Il Tribunale internazionale de L’Aja – con una sentenza del 4 febbraio – ha messo al riparo la Repubblica Federale di Germania dalle sentenze e dai risarcimenti decisi da un Tribunale greco e dalla Corte di Cassazione italiana per le stragi perpetrate dall’esercito tedesco e per la deportazione e costrizione al lavoro coatto di centinaia di migliaia di militari e civili italiani.

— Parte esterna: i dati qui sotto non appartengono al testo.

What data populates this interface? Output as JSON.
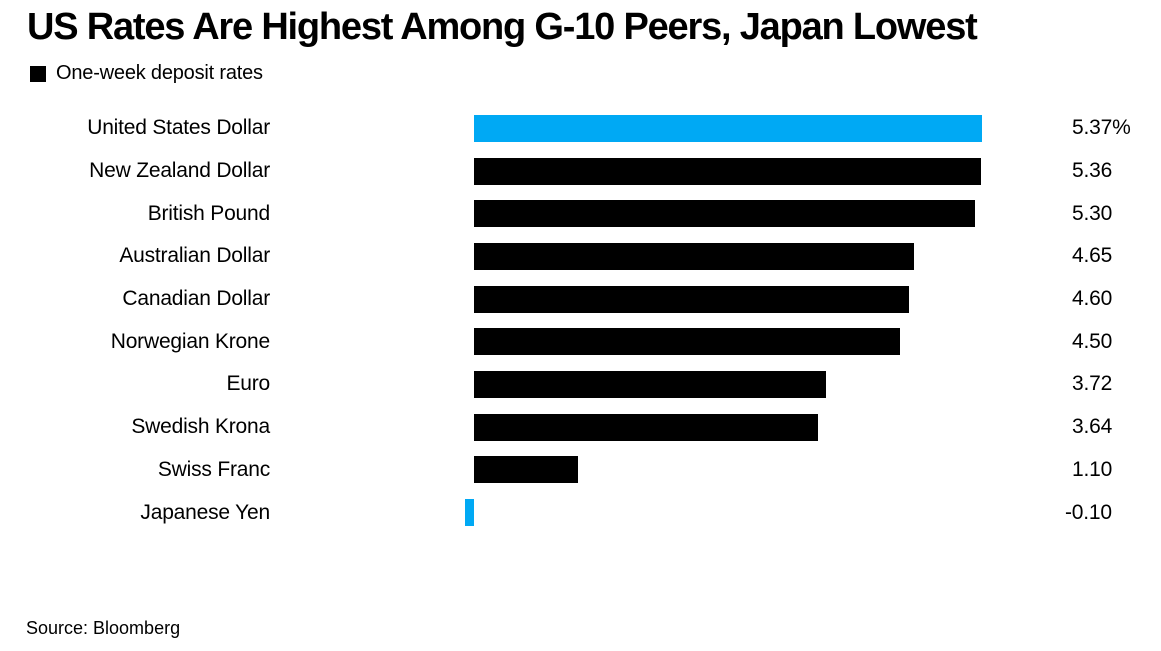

«Si chiude così una fase di una vicenda giuridica, storica, politica che si trascina dal fatale 8 settembre 1943 – commenta il professor Valter Merazzi, responsabile del Centro di ricerca “Schiavi di Hitler” -. Si tratta di un provvedimento che va giudicato in tutta la sua gravità: è l’ultimo schiaffo alle vittime; compromette un’azione giudiziaria tenace in grado di produrre giurisprudenza e sentenze; vanifica le legittime aspettative dei pochi sopravvissuti e delle associazioni locali, che da molti anni chiedono giustizia; è un offesa a qualsiasi politica della Memoria». Merazzi esprime «una severa condanna verso questa sentenza presa a maggioranza e nella continuità di una real-politik che ancora domina questo infinito dopoguerra. Si è voluto mettere una pietra tombale sulla responsabilità della Germania e della sue imprese».
Merazzi giudica la sentenza «grave, perché ha riflessi sul diritto internazionale e interviene sul delicato e decisivo confine fra diritto individuale e responsabilità istituzionale. Ristabilendo l’immunità degli Stati verso gli individui, anche nei casi di “crimine contro l’umanità”, i giudici riuniti a L’Aja hanno preso decisioni che riguardano il nostro presente e le sue regole».
Il responsabile del Centro di ricerca “Schiavi di Hitler” si dice convinto «che la decisione della Corte, che chiude una causa giudiziaria abbandonata alla sua ineluttabilità dalla politica, dai media e dagli storici nell’ignoranza dell’opinione pubblica, sia soprattutto importante per i pochi reduci ancora in vita e per i loro familiari, cui viene negata la possibilità di ottenere giustizia. Questo dal nostro punto di vista è il vero discrimine».
«La storia degli Internati militari italiani, “traditi, disprezzati , dimenticati”, come ha scritto Gerhard Schreiber – continua Merazzi -, resta affidata alla memoria individuale, a una miriade di racconti che seguono la stessa trama e le identiche violenze e che chiedono attenzione per una vicenda che ha avuto un peso nella vita personale e nella storia del Paese. Lo stesso riguarda i pochi sopravvissuti alle stragi e i parenti, a cui rimane solo il dolore».
Precisa Merazzi: «Restano ancora aperti i tempi e gli spazi per nuove cause davanti ad altri tribunali internazionali e per una soluzione politica affidata agli Stati. È importante rilevare che il dispositivo della sentenza riconosce le vittime e la necessità di sanare il danno. La ricucitura della ferita ancora aperta nella storia dell’Europa è affidata alle diplomazie in un’epoca di grandi turbolenze economiche, sociali, politiche e dei rapporti bilaterali. Questo non induce certamente ottimismo, ma su questo punto dovremo sollecitare con forza decisioni».
«Riteniamo che i crimini contro l’umanità della deportazione, della strage, della costrizione al lavoro forzato non siano prescrivibili e che giustizia in questo caso non sia stata fatta – conclude Merazzi -. Questo è altresì importante perché ha riflessi su un comune senso storico nazionale ed europeo rispettoso dei fatti e delle vittime».